My point, though, was to suggest that using "burden of proof" or "Ockham's Razor" or similar idea as a basis for "hard atheism" (the belief that there is no God and/or supernatural phenomena) is a judgement call.
I do think that some people create a distinction between "things which can be evaluated empirically" and "things which can not," and attempt to put religion into the category of "things which can not be evaluated empirically." Such people will often say that using logic, evidence, or Ockham's Razor to evaluate claims of the supernatural misses the point, and that such attempts are using the wrong tool for the job.

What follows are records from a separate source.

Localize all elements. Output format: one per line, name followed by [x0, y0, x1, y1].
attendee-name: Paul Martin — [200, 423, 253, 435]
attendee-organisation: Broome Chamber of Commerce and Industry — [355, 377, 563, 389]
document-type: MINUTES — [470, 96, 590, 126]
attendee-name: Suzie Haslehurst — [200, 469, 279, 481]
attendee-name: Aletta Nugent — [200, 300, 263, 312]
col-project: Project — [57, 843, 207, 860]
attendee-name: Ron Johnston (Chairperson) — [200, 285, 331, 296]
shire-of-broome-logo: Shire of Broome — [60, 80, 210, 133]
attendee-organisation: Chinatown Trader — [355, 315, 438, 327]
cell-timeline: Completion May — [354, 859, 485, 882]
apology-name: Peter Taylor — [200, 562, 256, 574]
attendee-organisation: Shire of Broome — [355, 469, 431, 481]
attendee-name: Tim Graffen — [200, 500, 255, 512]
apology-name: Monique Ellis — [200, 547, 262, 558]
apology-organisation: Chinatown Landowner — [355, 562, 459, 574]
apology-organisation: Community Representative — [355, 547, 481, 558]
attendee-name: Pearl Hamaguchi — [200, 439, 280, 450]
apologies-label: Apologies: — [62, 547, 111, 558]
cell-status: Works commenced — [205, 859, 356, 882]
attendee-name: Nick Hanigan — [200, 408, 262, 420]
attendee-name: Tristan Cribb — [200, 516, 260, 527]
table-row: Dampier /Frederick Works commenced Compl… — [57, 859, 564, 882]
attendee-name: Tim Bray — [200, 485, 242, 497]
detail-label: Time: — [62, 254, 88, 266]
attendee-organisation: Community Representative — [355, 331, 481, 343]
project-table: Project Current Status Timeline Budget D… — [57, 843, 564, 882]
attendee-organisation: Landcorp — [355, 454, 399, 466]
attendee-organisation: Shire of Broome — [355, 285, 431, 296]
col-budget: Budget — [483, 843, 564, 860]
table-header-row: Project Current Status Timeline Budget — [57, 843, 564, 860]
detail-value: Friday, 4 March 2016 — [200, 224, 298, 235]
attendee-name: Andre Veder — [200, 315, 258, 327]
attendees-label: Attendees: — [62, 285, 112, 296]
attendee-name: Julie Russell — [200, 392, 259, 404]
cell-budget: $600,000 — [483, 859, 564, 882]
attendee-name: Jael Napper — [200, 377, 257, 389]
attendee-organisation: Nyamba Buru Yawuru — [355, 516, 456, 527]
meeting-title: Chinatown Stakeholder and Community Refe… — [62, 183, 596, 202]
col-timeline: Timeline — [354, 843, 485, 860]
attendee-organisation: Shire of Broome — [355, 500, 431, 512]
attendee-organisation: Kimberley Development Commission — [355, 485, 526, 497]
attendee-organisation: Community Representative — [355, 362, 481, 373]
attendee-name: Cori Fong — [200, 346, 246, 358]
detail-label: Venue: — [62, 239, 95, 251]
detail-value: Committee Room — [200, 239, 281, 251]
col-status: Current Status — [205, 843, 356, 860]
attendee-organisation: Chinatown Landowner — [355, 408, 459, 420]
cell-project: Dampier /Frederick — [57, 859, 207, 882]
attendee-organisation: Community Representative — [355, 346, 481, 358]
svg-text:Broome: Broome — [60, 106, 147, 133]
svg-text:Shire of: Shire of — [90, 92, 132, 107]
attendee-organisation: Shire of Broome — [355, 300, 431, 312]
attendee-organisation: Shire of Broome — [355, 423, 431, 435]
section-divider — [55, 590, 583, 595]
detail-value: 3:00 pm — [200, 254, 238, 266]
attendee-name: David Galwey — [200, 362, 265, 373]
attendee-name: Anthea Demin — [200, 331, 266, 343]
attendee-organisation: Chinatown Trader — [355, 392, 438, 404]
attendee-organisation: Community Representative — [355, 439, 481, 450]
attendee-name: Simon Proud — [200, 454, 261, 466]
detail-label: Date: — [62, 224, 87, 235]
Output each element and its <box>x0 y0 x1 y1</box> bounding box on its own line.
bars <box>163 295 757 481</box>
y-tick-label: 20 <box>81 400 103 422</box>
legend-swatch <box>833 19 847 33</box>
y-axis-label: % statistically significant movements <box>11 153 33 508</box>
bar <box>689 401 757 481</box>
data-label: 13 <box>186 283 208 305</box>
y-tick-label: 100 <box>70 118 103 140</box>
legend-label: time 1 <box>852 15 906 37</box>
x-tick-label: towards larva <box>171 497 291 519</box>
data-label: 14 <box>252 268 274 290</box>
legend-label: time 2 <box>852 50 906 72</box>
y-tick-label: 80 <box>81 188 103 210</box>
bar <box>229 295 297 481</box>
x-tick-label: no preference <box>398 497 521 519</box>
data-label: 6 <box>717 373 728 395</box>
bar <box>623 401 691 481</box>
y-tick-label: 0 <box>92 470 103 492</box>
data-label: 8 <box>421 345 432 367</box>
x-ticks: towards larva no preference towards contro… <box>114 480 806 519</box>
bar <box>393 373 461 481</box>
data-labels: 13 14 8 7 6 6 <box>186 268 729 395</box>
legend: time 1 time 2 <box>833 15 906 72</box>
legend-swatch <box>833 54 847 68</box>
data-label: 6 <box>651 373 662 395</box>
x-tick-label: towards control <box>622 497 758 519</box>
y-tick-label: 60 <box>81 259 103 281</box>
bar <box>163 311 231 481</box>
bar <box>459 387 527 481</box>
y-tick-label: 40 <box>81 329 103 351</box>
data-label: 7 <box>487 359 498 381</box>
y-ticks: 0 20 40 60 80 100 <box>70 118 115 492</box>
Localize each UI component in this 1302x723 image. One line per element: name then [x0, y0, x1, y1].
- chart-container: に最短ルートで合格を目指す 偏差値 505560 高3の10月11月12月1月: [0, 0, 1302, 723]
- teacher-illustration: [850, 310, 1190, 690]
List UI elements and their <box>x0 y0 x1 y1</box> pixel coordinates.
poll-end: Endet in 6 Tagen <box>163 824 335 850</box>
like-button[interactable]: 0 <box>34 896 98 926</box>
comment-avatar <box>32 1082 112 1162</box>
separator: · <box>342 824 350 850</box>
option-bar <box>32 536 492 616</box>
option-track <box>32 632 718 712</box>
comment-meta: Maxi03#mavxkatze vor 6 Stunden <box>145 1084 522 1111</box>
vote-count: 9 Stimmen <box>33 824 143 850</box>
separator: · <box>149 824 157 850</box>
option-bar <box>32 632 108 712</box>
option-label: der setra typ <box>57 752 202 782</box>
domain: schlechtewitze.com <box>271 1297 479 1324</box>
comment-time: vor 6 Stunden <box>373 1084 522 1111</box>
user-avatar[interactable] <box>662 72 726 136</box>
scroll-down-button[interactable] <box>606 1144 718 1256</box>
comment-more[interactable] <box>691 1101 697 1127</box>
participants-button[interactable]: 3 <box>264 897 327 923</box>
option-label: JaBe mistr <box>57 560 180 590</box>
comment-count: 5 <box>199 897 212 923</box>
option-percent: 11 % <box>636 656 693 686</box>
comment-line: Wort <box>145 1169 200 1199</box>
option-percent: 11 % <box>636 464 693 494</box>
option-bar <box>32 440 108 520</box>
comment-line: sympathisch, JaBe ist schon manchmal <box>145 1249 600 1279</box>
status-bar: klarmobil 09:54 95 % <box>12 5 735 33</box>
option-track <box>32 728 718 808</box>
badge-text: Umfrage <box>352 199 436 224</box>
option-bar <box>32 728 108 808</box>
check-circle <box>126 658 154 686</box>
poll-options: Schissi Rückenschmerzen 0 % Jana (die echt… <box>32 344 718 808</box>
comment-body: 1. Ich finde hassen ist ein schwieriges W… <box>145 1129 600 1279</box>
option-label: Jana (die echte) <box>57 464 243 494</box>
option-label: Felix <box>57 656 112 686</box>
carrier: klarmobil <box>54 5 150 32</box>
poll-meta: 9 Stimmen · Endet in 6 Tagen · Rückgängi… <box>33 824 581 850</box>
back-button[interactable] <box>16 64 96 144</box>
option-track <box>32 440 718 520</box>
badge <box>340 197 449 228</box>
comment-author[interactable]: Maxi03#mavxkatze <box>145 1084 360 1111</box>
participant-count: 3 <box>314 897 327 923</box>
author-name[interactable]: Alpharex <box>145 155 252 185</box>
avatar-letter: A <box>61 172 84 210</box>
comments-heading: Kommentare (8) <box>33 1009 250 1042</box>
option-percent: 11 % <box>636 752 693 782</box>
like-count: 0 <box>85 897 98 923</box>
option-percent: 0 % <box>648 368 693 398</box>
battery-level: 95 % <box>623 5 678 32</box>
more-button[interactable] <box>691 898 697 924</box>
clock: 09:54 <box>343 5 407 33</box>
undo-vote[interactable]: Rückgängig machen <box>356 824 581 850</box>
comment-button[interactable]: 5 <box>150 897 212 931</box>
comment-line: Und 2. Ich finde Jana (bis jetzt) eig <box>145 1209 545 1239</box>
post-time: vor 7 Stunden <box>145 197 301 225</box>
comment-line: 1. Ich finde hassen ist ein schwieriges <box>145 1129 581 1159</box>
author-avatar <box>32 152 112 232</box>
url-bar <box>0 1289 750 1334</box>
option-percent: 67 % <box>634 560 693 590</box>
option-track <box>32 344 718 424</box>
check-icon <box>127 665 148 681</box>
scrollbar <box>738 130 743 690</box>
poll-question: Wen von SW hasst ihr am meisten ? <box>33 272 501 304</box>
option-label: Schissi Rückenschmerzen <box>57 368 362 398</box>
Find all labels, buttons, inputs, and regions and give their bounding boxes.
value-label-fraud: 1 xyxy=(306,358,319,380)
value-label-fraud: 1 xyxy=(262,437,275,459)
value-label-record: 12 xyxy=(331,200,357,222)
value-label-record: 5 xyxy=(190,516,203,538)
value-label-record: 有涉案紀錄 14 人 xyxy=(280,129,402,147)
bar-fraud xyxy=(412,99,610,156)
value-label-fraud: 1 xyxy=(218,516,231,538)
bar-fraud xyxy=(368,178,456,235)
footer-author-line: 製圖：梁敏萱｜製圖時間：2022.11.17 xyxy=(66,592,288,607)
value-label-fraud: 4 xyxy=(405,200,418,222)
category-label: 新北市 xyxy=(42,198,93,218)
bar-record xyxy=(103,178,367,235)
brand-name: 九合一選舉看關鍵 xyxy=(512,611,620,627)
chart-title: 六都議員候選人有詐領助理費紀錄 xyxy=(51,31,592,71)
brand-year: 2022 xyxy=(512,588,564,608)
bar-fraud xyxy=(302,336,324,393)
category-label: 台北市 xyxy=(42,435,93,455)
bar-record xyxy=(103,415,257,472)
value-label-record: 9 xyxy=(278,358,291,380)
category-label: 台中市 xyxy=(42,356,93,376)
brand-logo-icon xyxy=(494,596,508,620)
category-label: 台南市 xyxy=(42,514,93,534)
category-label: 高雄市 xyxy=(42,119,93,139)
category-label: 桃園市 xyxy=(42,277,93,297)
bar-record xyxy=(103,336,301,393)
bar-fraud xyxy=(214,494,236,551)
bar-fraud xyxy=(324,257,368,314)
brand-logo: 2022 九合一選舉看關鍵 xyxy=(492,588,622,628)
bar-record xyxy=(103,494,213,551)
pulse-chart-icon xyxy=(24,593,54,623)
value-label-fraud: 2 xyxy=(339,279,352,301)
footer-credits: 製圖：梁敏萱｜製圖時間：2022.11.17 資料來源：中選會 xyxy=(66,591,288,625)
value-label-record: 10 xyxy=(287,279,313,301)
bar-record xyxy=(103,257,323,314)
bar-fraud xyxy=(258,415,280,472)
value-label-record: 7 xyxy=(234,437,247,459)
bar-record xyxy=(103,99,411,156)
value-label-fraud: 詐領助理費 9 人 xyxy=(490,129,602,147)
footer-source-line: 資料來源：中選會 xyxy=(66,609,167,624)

Yet these same people will, often as not, then seek to have it both ways, and to make empirical claims based on their untestable, non-empirical beliefs--"God healed my Aunt Rosie's cancer," "God helped me get a promotion at work." Statements like these are empirical claims, and as empirical claims are subject to empirical analysis. (If God was the agent of Aunt Rosie's recovery, why does God play favorites? Why did God not cure Sue's cancer, when Sue lived a more virtuous life than Aunt Rosie? And what about Uncle Carl, who was a right royal bastard who despised God and everything religion stands for, yet whose cancer also went into remission? And if God can cure cancer, which sometimes goes into remission on its own anyway, why can God not make the war veteran whose leg was amputated grow a new leg--is that outside God's ability?)
You can't have it both ways--claiming that religion is outside the realm of empirical evidence or reason, then simultaneously making empirical claims to support a religious belief--yet that is, it seems to me, most often precisely what happens when people try to separate the realm of faith from the realm of empirical fact.